- Les allocations d’assurance chômage resteront inchangées au 1er juillet 2026.
- Faute de majorité lors du vote du conseil d’administration de l’Unédic, aucune revalorisation n’a été adoptée, malgré les critiques des syndicats et un contexte économique marqué par le retour de l’inflation.
Les allocations chômage restent gelées au 1er juillet. Les bénéficiaires de l’assurance chômage ne verront pas leurs allocations augmenter cet été. Réuni ce mardi 30 juin, le conseil d’administration de l’Unédic n’est pas parvenu à dégager une majorité en faveur d’une revalorisation des indemnités.

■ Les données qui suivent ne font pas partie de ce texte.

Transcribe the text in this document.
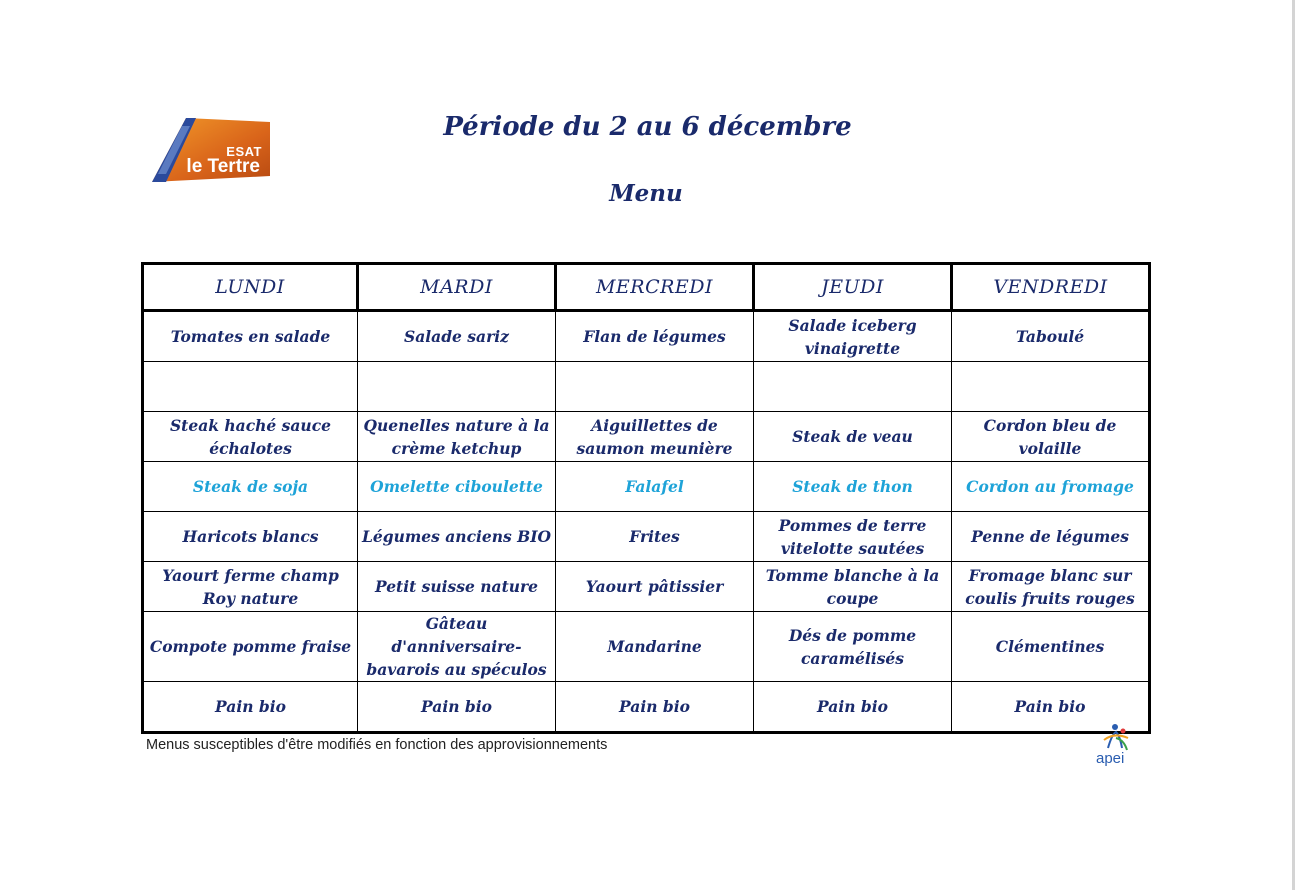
ESAT
le Tertre
Période du 2 au 6 décembre
Menu
LUNDI	MARDI	MERCREDI	JEUDI	VENDREDI
Tomates en salade	Salade sariz	Flan de légumes	Salade iceberg vinaigrette	Taboulé

Steak haché sauce échalotes	Quenelles nature à la crème ketchup	Aiguillettes de saumon meunière	Steak de veau	Cordon bleu de volaille
Steak de soja	Omelette ciboulette	Falafel	Steak de thon	Cordon au fromage
Haricots blancs	Légumes anciens BIO	Frites	Pommes de terre vitelotte sautées	Penne de légumes
Yaourt ferme champ Roy nature	Petit suisse nature	Yaourt pâtissier	Tomme blanche à la coupe	Fromage blanc sur coulis fruits rouges
Compote pomme fraise	Gâteau d'anniversaire-bavarois au spéculos	Mandarine	Dés de pomme caramélisés	Clémentines
Pain bio	Pain bio	Pain bio	Pain bio	Pain bio
Menus susceptibles d'être modifiés en fonction des approvisionnements
apei
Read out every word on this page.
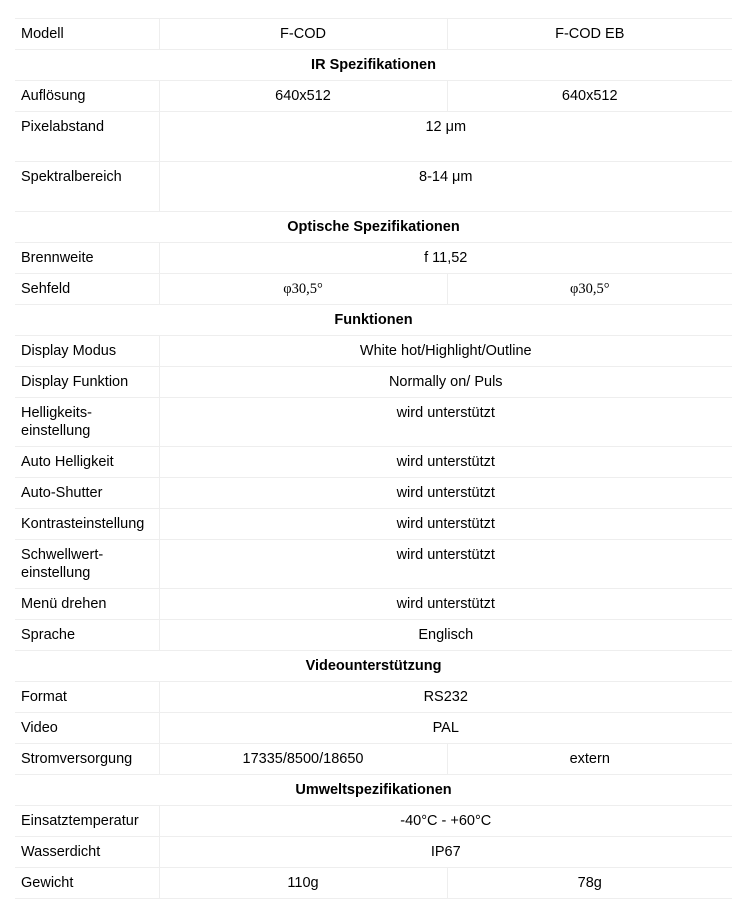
Modell	F-COD	F-COD EB
IR Spezifikationen		
Auflösung	640x512	640x512
Pixelabstand	12 μm	
Spektralbereich	8-14 μm	
Optische Spezifikationen		
Brennweite	f 11,52	
Sehfeld	φ30,5°	φ30,5°
Funktionen		
Display Modus	White hot/Highlight/Outline	
Display Funktion	Normally on/ Puls	
Helligkeits-
einstellung	wird unterstützt	
Auto Helligkeit	wird unterstützt	
Auto-Shutter	wird unterstützt	
Kontrasteinstellung	wird unterstützt	
Schwellwert-
einstellung	wird unterstützt	
Menü drehen	wird unterstützt	
Sprache	Englisch	
Videounterstützung		
Format	RS232	
Video	PAL	
Stromversorgung	17335/8500/18650	extern
Umweltspezifikationen		
Einsatztemperatur	-40°C - +60°C	
Wasserdicht	IP67	
Gewicht	110g	78g
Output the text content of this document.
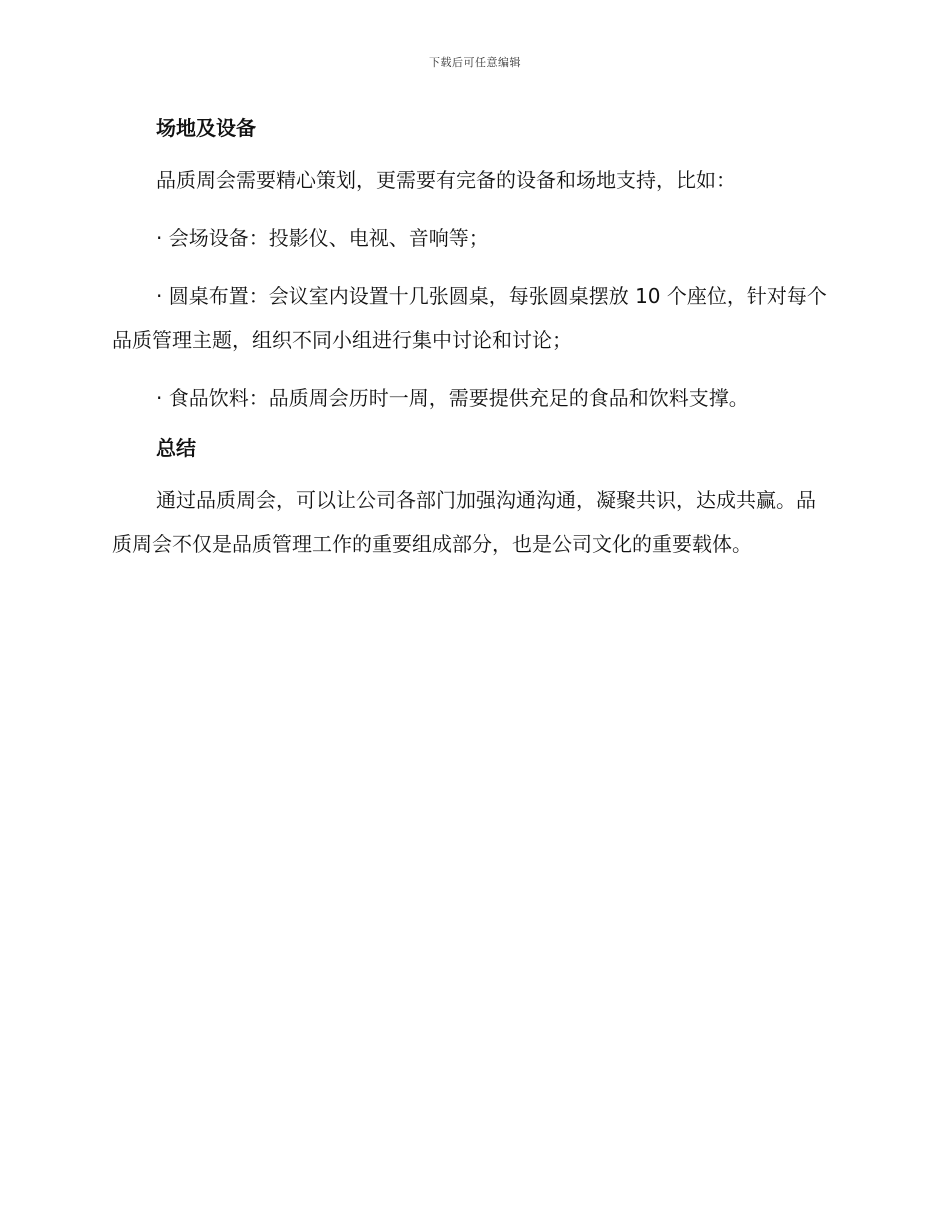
下载后可任意编辑
场地及设备

品质周会需要精心策划，更需要有完备的设备和场地支持，比如：

· 会场设备：投影仪、电视、音响等；

· 圆桌布置：会议室内设置十几张圆桌，每张圆桌摆放 10 个座位，针对每个品质管理主题，组织不同小组进行集中讨论和讨论；

· 食品饮料：品质周会历时一周，需要提供充足的食品和饮料支撑。

总结

通过品质周会，可以让公司各部门加强沟通沟通，凝聚共识，达成共赢。品质周会不仅是品质管理工作的重要组成部分，也是公司文化的重要载体。
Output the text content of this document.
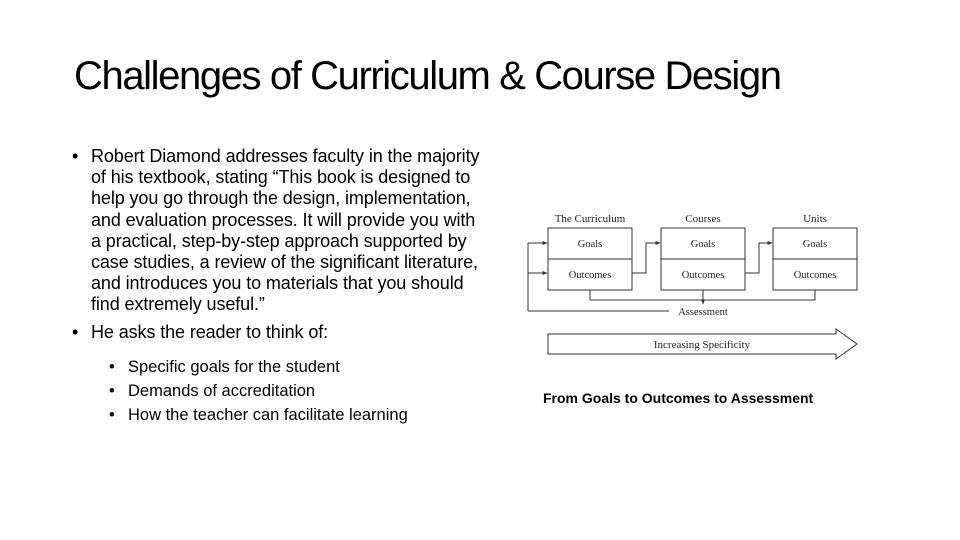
Challenges of Curriculum & Course Design
• Robert Diamond addresses faculty in the majority of his textbook, stating “This book is designed to help you go through the design, implementation, and evaluation processes. It will provide you with a practical, step-by-step approach supported by case studies, a review of the significant literature, and introduces you to materials that you should find extremely useful.”
• He asks the reader to think of:
• Specific goals for the student
• Demands of accreditation
• How the teacher can facilitate learning
The Curriculum	Courses	Units
Goals
Outcomes
Goals
Outcomes
Goals
Outcomes
Assessment
Increasing Specificity
From Goals to Outcomes to Assessment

L’organisme paritaire, qui pilote le régime d’assurance chômage, a indiqué que le nombre de voix favorables à une hausse était identique à celui des voix opposées, empêchant toute évolution des montants versés.
L’Unédic souligne que cette situation « n’est pas inédite : en 2016 les allocations chômage n’avaient pas été revalorisées ». En conséquence, l’allocation minimale demeure fixée à 32,13 euros par jour.
Pour rappel, la dernière augmentation remontait au 1er juillet 2025, avec une revalorisation limitée de 0,5 %.
Une décision qui intervient dans un contexte budgétaire tendu
La décision intervient alors que les finances du régime restent sous pression. Dans un communiqué, le Medef, qui défendait le maintien des allocations à leur niveau actuel, a justifié sa position par la situation économique.
L’organisation patronale estime que « le contexte macroéconomique du pays est marqué par une remontée de l’inflation et une dégradation des finances publiques », tandis que « le régime d’assurance chômage reste fortement endetté ».
Le Medef souligne également que la dette de l’Unédic est « sur une trajectoire de 62 milliards d’euros fin 2026 qui risque de s’accentuer avec la dégradation du marché de l’emploi ». Selon l’organisation patronale, il est donc « prioritaire de rétablir les finances publiques, et donc de diminuer la dette de l’Unédic, et d’assurer un pilotage responsable du régime afin d’assurer sa pérennité ».
Elle précise avoir proposé « de ne pas revaloriser les allocations chômage au 1er juillet, position sur laquelle se sont accordées l’ensemble des patronales », avant de conclure que « cet effort de rigueur suppose que l’État respecte ses engagements et abandonne tout nouveau prélèvement dans les caisses de l’Unédic ».
La CFDT dénonce une décision « inacceptable »
Cette décision suscite en revanche une vive opposition du côté des organisations syndicales. La CFDT dénonce « ce choix dogmatique au regard de la situation économique actuelle et des perspectives des mois à venir, qui pèsent lourdement sur le quotidien des près de deux millions de demandeurs d’emploi et de leur famille ».
Pour la centrale syndicale, « cette décision est inacceptable : la précarité n’est pas une fatalité, le chômage n’est jamais un choix ».
Une majorité des allocataires perçoit moins de 1 000 euros par mois
Selon les dernières statistiques de l’Unédic, 2,7 millions de personnes étaient indemnisées par l’assurance chômage au quatrième trimestre 2025. Plus de la moitié des bénéficiaires percevaient moins de 1 000 euros nets par mois, tandis que l’allocation moyenne mensuelle s’élevait à 1 040 euros.
Le maintien des allocations à leur niveau actuel intervient donc dans un contexte où le pouvoir d’achat des demandeurs d’emploi demeure un sujet de préoccupation pour les organisations syndicales.
L’Unédic souligne des retours rapides vers l’emploi
Quelques semaines avant ce vote, l’Unédic avait publié une étude portant sur 1,7 million d’allocataires ayant ouvert des droits en 2022 avec une durée potentielle d’indemnisation de 24 mois ou moins. L’organisme y observe que « c’est au cours de leurs premiers mois d’indemnisation que les allocataires sont les plus nombreux à reprendre pour la première fois un emploi salarié ».
Selon cette analyse, la probabilité de retrouver un emploi se situe entre 18 % et 22 %, selon la durée des droits, avant même le versement de la première indemnisation, avant de diminuer progressivement au fil du temps.